Usually, in models without extensive margin and explicit population growth, you want hours per person in the workforce. That is, you take
(employed persons x average annual hours worked)/workforce

I mean can I estimate (not from Dynare) my elasticity of substitution between capital and labor, with capital in billion euros and labor from workforce in person without taking into account average hours worked (even if my model has labour hours in the production function)? I get better estimates that way than with data on total hours worked (workforce x average hours worked).

I actually have a growth model assessing long run impacts (2050), so hours worked should not really matter in such a model. Should I erase hours worked from my model?

That is a question that cannot be generally answered without a knowing lot more details. But generally, if your model is built for the long-run and therefore only has implications for the workforce, then you should not use hours worked. Of course, you need to be consistent with your parameterization. Estimating a substitution elasticity for the short run using hours worked would not be advisable. But as you are estimating the elasticity using the workforce, this should be fine.
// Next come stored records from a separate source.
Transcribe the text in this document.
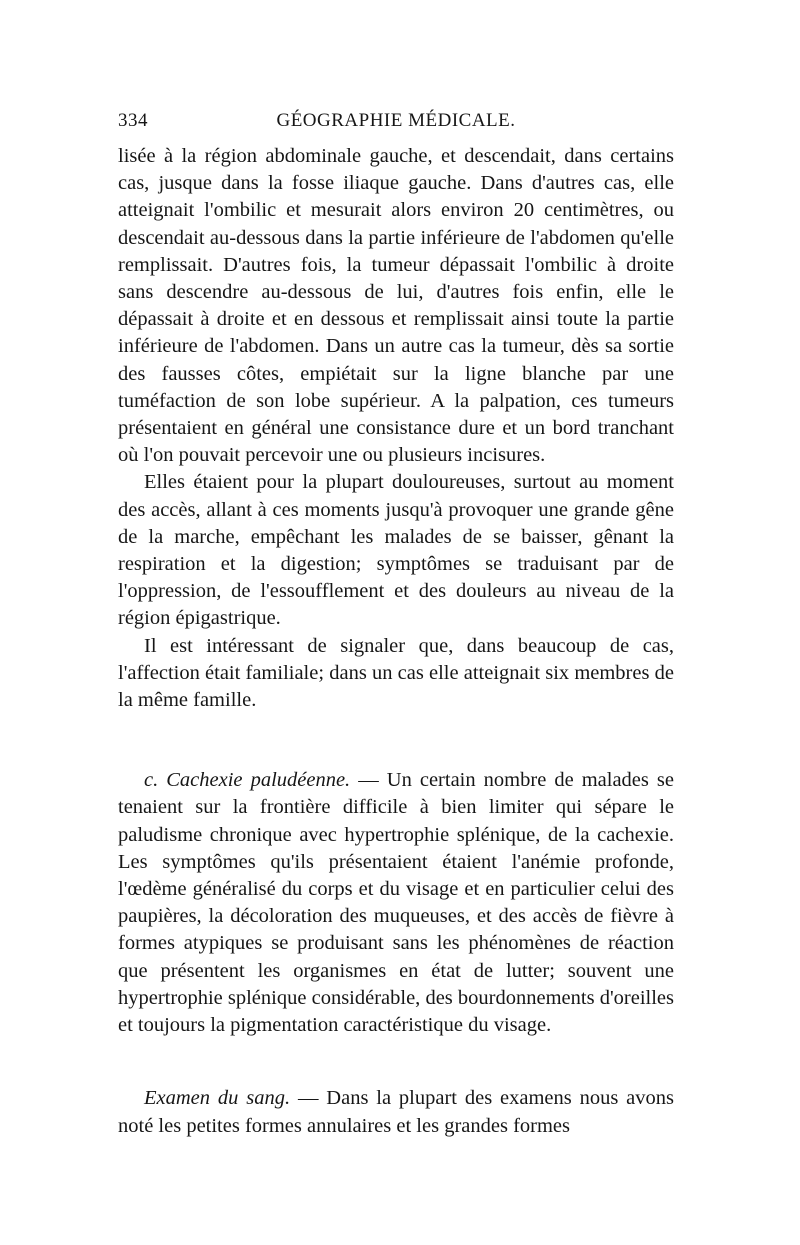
334	GÉOGRAPHIE MÉDICALE.

lisée à la région abdominale gauche, et descendait, dans certains cas, jusque dans la fosse iliaque gauche. Dans d'autres cas, elle atteignait l'ombilic et mesurait alors environ 20 centimètres, ou descendait au-dessous dans la partie inférieure de l'abdomen qu'elle remplissait. D'autres fois, la tumeur dépassait l'ombilic à droite sans descendre au-dessous de lui, d'autres fois enfin, elle le dépassait à droite et en dessous et remplissait ainsi toute la partie inférieure de l'abdomen. Dans un autre cas la tumeur, dès sa sortie des fausses côtes, empiétait sur la ligne blanche par une tuméfaction de son lobe supérieur. A la palpation, ces tumeurs présentaient en général une consistance dure et un bord tranchant où l'on pouvait percevoir une ou plusieurs incisures.

Elles étaient pour la plupart douloureuses, surtout au moment des accès, allant à ces moments jusqu'à provoquer une grande gêne de la marche, empêchant les malades de se baisser, gênant la respiration et la digestion; symptômes se traduisant par de l'oppression, de l'essoufflement et des douleurs au niveau de la région épigastrique.

Il est intéressant de signaler que, dans beaucoup de cas, l'affection était familiale; dans un cas elle atteignait six membres de la même famille.

c. Cachexie paludéenne. — Un certain nombre de malades se tenaient sur la frontière difficile à bien limiter qui sépare le paludisme chronique avec hypertrophie splénique, de la cachexie. Les symptômes qu'ils présentaient étaient l'anémie profonde, l'œdème généralisé du corps et du visage et en particulier celui des paupières, la décoloration des muqueuses, et des accès de fièvre à formes atypiques se produisant sans les phénomènes de réaction que présentent les organismes en état de lutter; souvent une hypertrophie splénique considérable, des bourdonnements d'oreilles et toujours la pigmentation caractéristique du visage.

Examen du sang. — Dans la plupart des examens nous avons noté les petites formes annulaires et les grandes formes
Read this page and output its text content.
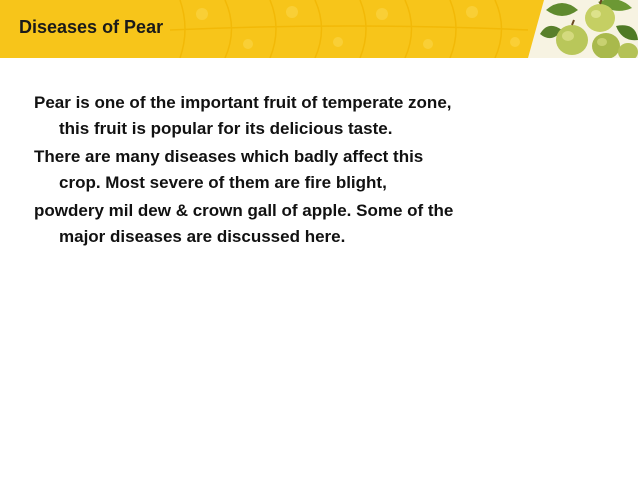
Diseases of Pear

Pear is one of the important fruit of temperate zone, this fruit is popular for its delicious taste.

There are many diseases which badly affect this crop. Most severe of them are fire blight,

powdery mil dew & crown gall of apple. Some of the major diseases are discussed here.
I get better estimates with number of employed persons than workforce. Can I use employed persons instead of workforce for the estimation of capital-labor elasticity, even if I do not model unemployment ?

The most important things it to approach this with some economics. You are trying to estimate the substitution elasticity in a production function. What enters the production function is usually the people that actually work, not the ones that could work. The workforce is not a production factor. So unless you identification is based on the workforce for some reason, I don’t see how you could use it for estimation.